09 September 2025

The Best Exotic Marigold Hotel

 


Review by Paul Towers, 8/9/25

The Best Exotic Marigold Hotel by Deborah Moggach

Directed by Lynn Moore

Produced by Leicester Drama Society

At The Little Theatre til Saturday 13th September 2025

This is a stage production of the beloved film and TV series by Deborah Moggach based on her novel These Foolish Things.

Taking inspiration from all the tales of ex-pats moving to the Costa Brava this takes it one stage further as a group of retirees up sticks and move to India. Their motivation is that it is warm and cheap.

Some just want to bask in the sun and wait for the inevitable end while others look upon it as a new adventure.

The Marigold Hotel is advertised as an exotic retirement home in Jaipur. In reality it is a run down hotel on the verge of both bankruptcy and collapse.

Heading up the cast is Alison Kisby as Evelyn, a shy, diffident widow who doesn’t know how to emerge from the shadow of her deceased husband. Alongside her is Helen  Gronhaug as serial divorcee Madge, a feisty blonde looking for a maharajah to whisk her off her feet and keep her in the manner to which she wants to be accustomed. Fellow travellers include Douglas (Richard Hill) and his overbearing wife Jean (Rachel Draper), retired cleaner Muriel (Trish Kenyon), opinionated Norman (Carolos Dandolo) and Dorothy (Katy Weaver) the only one of the group with an ulterior motive for ending up at The Marigold. Each have their own stories to tell, some happy, some sad but all thrown together in this exotic mix of cultures in a strange land.

The issue of arranged marriages is met head on with the conflicts between Sonny (Bhav Bhella) and his widowed mother Mrs Kapoor (Ketna Butron). Sonny spends a lot of the time trying to pluck up the courage to tell his mother he will marry for love to Sahani (Nisha Vegad).

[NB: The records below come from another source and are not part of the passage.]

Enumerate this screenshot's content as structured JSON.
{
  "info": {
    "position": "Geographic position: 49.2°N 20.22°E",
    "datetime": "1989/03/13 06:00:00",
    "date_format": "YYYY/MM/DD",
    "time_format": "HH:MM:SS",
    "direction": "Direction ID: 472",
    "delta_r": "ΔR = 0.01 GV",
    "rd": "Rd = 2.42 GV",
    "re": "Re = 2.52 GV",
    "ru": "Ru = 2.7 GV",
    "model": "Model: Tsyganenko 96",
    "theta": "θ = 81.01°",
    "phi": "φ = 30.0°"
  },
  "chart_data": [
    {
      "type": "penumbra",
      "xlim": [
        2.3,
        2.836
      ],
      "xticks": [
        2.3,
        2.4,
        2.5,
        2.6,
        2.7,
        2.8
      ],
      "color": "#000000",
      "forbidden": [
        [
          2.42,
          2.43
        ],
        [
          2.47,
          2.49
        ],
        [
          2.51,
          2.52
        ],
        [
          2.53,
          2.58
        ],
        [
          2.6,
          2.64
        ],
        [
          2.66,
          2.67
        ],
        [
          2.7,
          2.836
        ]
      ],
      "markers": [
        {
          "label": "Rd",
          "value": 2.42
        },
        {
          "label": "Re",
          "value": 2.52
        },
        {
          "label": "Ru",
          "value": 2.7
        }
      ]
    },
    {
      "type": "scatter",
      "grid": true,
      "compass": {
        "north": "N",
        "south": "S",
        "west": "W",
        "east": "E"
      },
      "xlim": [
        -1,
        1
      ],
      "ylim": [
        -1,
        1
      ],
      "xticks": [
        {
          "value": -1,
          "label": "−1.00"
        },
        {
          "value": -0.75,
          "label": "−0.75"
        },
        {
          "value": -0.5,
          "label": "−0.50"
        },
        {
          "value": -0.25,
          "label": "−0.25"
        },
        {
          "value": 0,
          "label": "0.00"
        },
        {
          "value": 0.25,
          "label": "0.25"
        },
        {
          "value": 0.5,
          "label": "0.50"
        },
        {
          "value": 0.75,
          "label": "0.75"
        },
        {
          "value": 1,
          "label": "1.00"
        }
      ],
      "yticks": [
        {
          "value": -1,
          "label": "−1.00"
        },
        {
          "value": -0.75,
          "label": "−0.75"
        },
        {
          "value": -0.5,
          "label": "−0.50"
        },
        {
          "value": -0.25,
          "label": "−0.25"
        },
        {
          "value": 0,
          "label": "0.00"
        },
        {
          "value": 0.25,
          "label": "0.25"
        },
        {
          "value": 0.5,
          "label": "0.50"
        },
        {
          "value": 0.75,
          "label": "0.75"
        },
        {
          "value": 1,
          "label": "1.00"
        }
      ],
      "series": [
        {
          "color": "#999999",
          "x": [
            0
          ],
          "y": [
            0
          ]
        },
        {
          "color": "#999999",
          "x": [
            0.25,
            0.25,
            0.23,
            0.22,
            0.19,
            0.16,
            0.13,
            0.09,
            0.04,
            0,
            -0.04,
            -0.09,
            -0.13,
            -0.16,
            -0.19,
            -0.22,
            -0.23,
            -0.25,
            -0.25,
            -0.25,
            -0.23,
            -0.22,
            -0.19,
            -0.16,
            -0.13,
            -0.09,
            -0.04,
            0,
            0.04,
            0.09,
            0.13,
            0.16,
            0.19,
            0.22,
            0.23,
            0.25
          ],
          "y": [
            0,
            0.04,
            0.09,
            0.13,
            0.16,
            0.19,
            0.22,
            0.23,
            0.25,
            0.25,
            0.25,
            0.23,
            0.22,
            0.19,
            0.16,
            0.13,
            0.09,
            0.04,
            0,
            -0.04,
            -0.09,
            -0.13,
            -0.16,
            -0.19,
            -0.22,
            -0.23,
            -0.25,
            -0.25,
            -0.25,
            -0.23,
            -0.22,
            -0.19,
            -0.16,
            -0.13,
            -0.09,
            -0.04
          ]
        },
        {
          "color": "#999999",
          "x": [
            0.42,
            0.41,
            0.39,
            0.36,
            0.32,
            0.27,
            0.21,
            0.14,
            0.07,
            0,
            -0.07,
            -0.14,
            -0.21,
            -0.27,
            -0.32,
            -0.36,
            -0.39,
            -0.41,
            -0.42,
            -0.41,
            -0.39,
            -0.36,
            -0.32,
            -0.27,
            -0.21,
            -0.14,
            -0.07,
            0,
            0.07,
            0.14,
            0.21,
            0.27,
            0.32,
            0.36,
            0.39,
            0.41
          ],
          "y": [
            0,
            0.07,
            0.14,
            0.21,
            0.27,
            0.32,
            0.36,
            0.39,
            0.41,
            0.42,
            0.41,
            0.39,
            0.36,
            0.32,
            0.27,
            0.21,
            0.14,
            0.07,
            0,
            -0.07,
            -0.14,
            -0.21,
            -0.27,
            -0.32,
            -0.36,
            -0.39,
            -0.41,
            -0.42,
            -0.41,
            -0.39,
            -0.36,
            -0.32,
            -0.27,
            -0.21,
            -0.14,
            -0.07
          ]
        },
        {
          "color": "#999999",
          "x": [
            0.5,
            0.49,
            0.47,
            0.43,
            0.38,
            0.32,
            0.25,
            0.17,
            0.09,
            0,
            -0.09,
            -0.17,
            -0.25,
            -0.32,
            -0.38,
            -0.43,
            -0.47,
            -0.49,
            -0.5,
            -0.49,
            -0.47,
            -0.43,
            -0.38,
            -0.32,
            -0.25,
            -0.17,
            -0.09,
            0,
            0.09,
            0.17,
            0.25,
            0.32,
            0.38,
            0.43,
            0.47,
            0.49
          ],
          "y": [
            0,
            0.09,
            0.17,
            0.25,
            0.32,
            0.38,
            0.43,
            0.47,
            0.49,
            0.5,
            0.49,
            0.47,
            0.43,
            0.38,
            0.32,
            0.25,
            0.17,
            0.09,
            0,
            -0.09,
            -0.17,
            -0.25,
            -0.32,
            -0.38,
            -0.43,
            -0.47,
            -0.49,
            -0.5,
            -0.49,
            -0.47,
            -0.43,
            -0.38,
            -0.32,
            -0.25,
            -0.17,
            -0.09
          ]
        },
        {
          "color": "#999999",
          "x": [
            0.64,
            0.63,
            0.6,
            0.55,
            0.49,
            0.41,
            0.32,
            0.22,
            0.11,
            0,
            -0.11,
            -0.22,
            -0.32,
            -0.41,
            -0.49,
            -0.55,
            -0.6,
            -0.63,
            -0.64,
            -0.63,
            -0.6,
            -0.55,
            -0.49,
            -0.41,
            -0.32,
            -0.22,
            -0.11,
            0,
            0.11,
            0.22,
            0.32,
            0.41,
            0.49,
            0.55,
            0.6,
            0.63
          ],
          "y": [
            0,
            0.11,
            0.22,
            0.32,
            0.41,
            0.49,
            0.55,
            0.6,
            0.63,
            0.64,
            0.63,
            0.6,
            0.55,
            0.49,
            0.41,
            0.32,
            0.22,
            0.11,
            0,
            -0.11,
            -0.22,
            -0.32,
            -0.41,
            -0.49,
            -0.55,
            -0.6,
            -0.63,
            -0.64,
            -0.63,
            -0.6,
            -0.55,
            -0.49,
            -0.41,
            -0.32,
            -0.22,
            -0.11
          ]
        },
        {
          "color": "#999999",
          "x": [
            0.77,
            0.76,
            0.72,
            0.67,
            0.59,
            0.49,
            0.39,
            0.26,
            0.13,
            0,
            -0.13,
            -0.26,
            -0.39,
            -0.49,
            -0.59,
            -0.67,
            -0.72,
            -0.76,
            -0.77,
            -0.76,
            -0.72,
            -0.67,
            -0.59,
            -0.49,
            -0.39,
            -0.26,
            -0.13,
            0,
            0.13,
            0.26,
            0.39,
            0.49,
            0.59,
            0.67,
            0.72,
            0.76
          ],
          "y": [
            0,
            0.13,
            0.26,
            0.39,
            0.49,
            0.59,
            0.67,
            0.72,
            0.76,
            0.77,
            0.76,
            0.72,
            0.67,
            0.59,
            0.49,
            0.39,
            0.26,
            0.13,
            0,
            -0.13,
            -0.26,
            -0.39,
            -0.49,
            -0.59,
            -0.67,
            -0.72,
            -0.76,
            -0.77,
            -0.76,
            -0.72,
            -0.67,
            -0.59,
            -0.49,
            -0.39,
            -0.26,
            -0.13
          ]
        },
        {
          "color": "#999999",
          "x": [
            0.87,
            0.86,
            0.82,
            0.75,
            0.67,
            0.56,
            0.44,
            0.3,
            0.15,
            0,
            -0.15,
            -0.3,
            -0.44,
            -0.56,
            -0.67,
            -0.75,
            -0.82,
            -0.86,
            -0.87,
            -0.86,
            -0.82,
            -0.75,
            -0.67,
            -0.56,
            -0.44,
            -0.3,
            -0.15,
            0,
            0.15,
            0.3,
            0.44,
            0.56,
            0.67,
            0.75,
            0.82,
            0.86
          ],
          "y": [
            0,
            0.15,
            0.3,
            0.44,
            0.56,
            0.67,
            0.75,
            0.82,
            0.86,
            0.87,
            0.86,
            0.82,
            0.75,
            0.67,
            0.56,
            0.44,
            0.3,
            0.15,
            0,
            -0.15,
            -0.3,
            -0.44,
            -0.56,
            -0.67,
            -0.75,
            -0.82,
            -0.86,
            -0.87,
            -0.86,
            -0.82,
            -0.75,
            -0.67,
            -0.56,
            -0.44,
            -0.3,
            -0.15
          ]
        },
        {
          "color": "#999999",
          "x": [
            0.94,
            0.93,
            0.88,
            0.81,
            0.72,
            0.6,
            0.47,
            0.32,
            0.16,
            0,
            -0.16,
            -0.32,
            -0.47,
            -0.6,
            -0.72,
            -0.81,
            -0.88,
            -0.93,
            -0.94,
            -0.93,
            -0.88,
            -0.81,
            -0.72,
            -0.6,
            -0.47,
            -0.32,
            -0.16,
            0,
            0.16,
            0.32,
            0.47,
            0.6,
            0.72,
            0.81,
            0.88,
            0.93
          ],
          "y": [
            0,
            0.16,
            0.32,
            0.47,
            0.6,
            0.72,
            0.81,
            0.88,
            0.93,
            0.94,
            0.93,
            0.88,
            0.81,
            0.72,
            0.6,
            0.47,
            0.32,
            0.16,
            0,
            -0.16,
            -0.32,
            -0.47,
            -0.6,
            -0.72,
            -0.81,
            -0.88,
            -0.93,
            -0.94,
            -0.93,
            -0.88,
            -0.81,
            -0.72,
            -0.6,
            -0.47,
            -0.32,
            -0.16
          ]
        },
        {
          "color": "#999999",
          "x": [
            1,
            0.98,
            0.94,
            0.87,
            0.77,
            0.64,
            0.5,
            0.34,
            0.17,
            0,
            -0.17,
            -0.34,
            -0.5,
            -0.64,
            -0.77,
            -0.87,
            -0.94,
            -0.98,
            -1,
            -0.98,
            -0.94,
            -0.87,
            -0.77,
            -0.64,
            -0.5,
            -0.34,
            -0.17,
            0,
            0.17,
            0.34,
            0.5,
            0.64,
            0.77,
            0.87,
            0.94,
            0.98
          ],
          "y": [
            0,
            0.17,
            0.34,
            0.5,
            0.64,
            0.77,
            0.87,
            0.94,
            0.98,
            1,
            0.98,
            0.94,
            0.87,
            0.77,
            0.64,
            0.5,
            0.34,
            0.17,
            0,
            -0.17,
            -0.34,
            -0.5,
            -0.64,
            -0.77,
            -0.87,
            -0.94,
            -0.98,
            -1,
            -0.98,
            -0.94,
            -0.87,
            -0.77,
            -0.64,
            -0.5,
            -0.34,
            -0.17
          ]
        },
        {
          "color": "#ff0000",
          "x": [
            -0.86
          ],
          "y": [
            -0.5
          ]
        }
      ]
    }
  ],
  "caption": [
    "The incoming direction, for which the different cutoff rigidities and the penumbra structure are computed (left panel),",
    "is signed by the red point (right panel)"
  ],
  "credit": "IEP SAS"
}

Raj Brahmbhatt’s old factotum, Jimmy, leads the ensemble of Tejal Purohit, Nikhil Raja and Yasin Mohammed who play various roles

There are lots of laughs right from the start as well as pointed digs at colonialism, poverty, the caste system, old age and call centres! But at the heart of the story is how different people deal with loss and aging in their own ways.